Randomized Trial of Ibrutinib versus Ibrutinib plus Rituximab in Patients with CLL

Conference Correspondent - ASH 2017 - CLL

Single-agent ibrutinib (ibr) is currently approved as monotherapy for the treatment of chronic lymphocytic leukemia (CLL), both in treatment-naïve and relapsed patients. Results from a phase 2 study combining ibr with rituximab (rtx) in high-risk patients with CLL demonstrated encouraging high overall response rates (ORRs; 95%).1 At ASH 2017, the authors reported on an open-label, randomized, single-center trial of ibr versus ibr plus rtx in 206 patients with relapsed or treatment-naïve CLL to determine whether rtx provides added benefit to ibr therapy.2

Patients were randomized to receive ibr (n = 102) or ibr plus rtx (Ib+R, n = 104); the study included patients with relapsed CLL and treatment-naïve patients with high-risk disease (del17p or TP53 mutation, n = 27). Patients were treated with oral ibr 420 mg daily until adverse events, disease progression, or death precluded further therapy. Patients randomized to Ib+R received rtx during the first 6 months of treatment (375 mg/m2 weekly during the first 4 weeks [cycle 1], then monthly for cycles 2-6), in addition to ibr. The primary end point was progression-free survival (PFS); secondary end points included ORR per revised International Working Group on CLL criteria, safety, and tolerability.

Of the 188 evaluable patients in the study, 37% had del(17p) or TP53 mutation, 20% had del(11q), 72% had unmutated IGHV, and 38% had advanced-stage disease (Rai stage 3-4). After a median observation time of 25.2 and 22.7 months, 20 (21%) patients on the ibr arm and 26 (28%) patients on the Ib+R arm achieved complete remission (CR; P = .309); partial remissions were achieved in 72 (77%) and 68 (72%) patients receiving ibr or Ib+R, respectively, accounting for an ORR of 98% for ibr-, and 100% for Ib+R-treated patients.

Bone marrow flow cytometry assessments for minimal residual disease (MRD) at the time of last follow-up showed a significantly lower level of residual CLL cells in Ib+R-treated patients (median, 4.9% CLL cells) when compared with ibr-treated patients (17.1%; P = .002). CR with MRD negativity was observed in 5 patients treated with Ib+R and in 1 patient treated with ibr.

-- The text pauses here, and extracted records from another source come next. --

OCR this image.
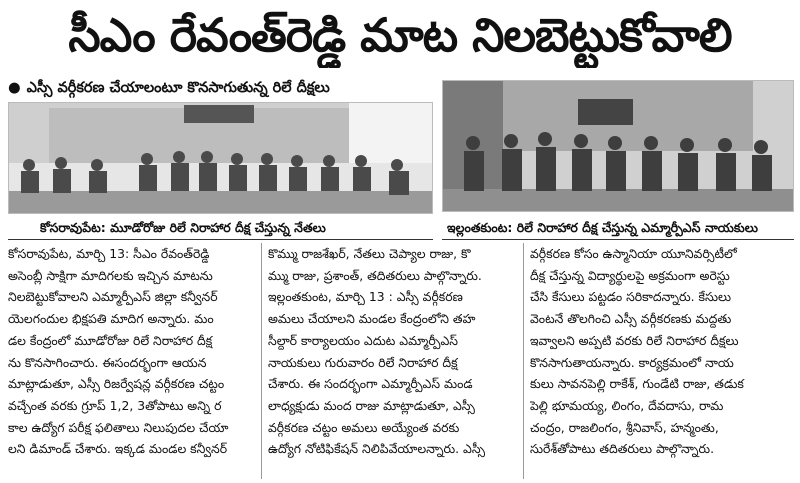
సీఎం రేవంత్‌రెడ్డి మాట నిలబెట్టుకోవాలి
● ఎస్సీ వర్గీకరణ చేయాలంటూ కొనసాగుతున్న రిలే దీక్షలు
కోసరావుపేట: మూడోరోజు రిలే నిరాహార దీక్ష చేస్తున్న నేతలు	ఇల్లంతకుంట: రిలే నిరాహార దీక్ష చేస్తున్న ఎమ్మార్పీఎస్‌ నాయకులు
కోసరావుపేట, మార్చి 13: సీఎం రేవంత్‌రెడ్డి
అసెంబ్లీ సాక్షిగా మాదిగలకు ఇచ్చిన మాటను
నిలబెట్టుకోవాలని ఎమ్మార్పీఎస్‌ జిల్లా కన్వీనర్‌
యెలగందుల భిక్షపతి మాదిగ అన్నారు. మం
డల కేంద్రంలో మూడోరోజు రిలే నిరాహార దీక్ష
ను కొనసాగించారు. ఈసందర్భంగా ఆయన
మాట్లాడుతూ, ఎస్సీ రిజర్వేషన్ల వర్గీకరణ చట్టం
వచ్చేంత వరకు గ్రూప్‌ 1,2, 3తోపాటు అన్ని ర
కాల ఉద్యోగ పరీక్ష ఫలితాలు నిలుపుదల చేయా
లని డిమాండ్‌ చేశారు. ఇక్కడ మండల కన్వీనర్‌
కొమ్ము రాజశేఖర్‌, నేతలు చెప్యాల రాజు, కొ
మ్ము రాజు, ప్రశాంత్‌, తదితరులు పాల్గొన్నారు.
ఇల్లంతకుంట, మార్చి 13 : ఎస్సీ వర్గీకరణ
అమలు చేయాలని మండల కేంద్రంలోని తహ
సీల్దార్‌ కార్యాలయం ఎదుట ఎమ్మార్పీఎస్‌
నాయకులు గురువారం రిలే నిరాహార దీక్ష
చేశారు. ఈ సందర్భంగా ఎమ్మార్పీఎస్‌ మండ
లాధ్యక్షుడు మంద రాజు మాట్లాడుతూ, ఎస్సీ
వర్గీకరణ చట్టం అమలు అయ్యేంత వరకు
ఉద్యోగ నోటిఫికేషన్‌ నిలిపివేయాలన్నారు. ఎస్సీ
వర్గీకరణ కోసం ఉస్మానియా యూనివర్సిటీలో
దీక్ష చేస్తున్న విద్యార్థులపై అక్రమంగా అరెస్టు
చేసి కేసులు పట్టడం సరికాదన్నారు. కేసులు
వెంటనే తొలగించి ఎస్సీ వర్గీకరణకు మద్దతు
ఇవ్వాలని అప్పటి వరకు రిలే నిరాహార దీక్షలు
కొనసాగుతాయన్నారు. కార్యక్రమంలో నాయ
కులు సావనపెల్లి రాకేశ్‌, గుండేటి రాజు, తడుక
పెల్లి భూమయ్య, లింగం, దేవదాసు, రామ
చంద్రం, రాజలింగం, శ్రీనివాస్‌, హన్మంతు,
సురేశ్‌తోపాటు తదితరులు పాల్గొన్నారు.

The median time to normalization of the absolute lymphocyte count (≤4.0 K/μL) was significantly shorter in Ib+R‒treated patients compared with ibr-treated patients (3.0 months vs 8.9 months; P <.001). The median time to achieve CR was also significantly shorter in Ib+R-treated patients (11.5 months, vs 21.1 months in the ibr-treated patients; P = .032); however, there was not a significant difference in PFS between the patients treated with ibr and Ib+R during the observation period (91.2% vs 90.4%; P = .788).

Among the 56 patients who came off study (23 from ibr and 33 from Ib+R), toxicities were the most common cause for therapy discontinuation (n = 28); 8 patients had disease progression (5 with ibr and 3 on the Ib+R arm); disease transformation was reported in 3 patients, occurring between 11 and 16 months on treatment. The most frequently reported treatment-related adverse events were similarly distributed in both arms.

The authors concluded that the addition of rtx to ibr in relapsed and high-risk CLL patients did not improve PFS, but patients treated with Ib+R reached their remissions significantly faster and achieved lower MRD levels. Given these results, single-agent ibr should remain the standard-of-care therapy in CLL. The addition of rtx can be considered in high-risk patients in whom a faster response is desired.


  1. Burger JA, et al. Lancet Oncol. 2014;15:1090-1099.
  2. Burger JA, et al. ASH 2017. Abstract 427.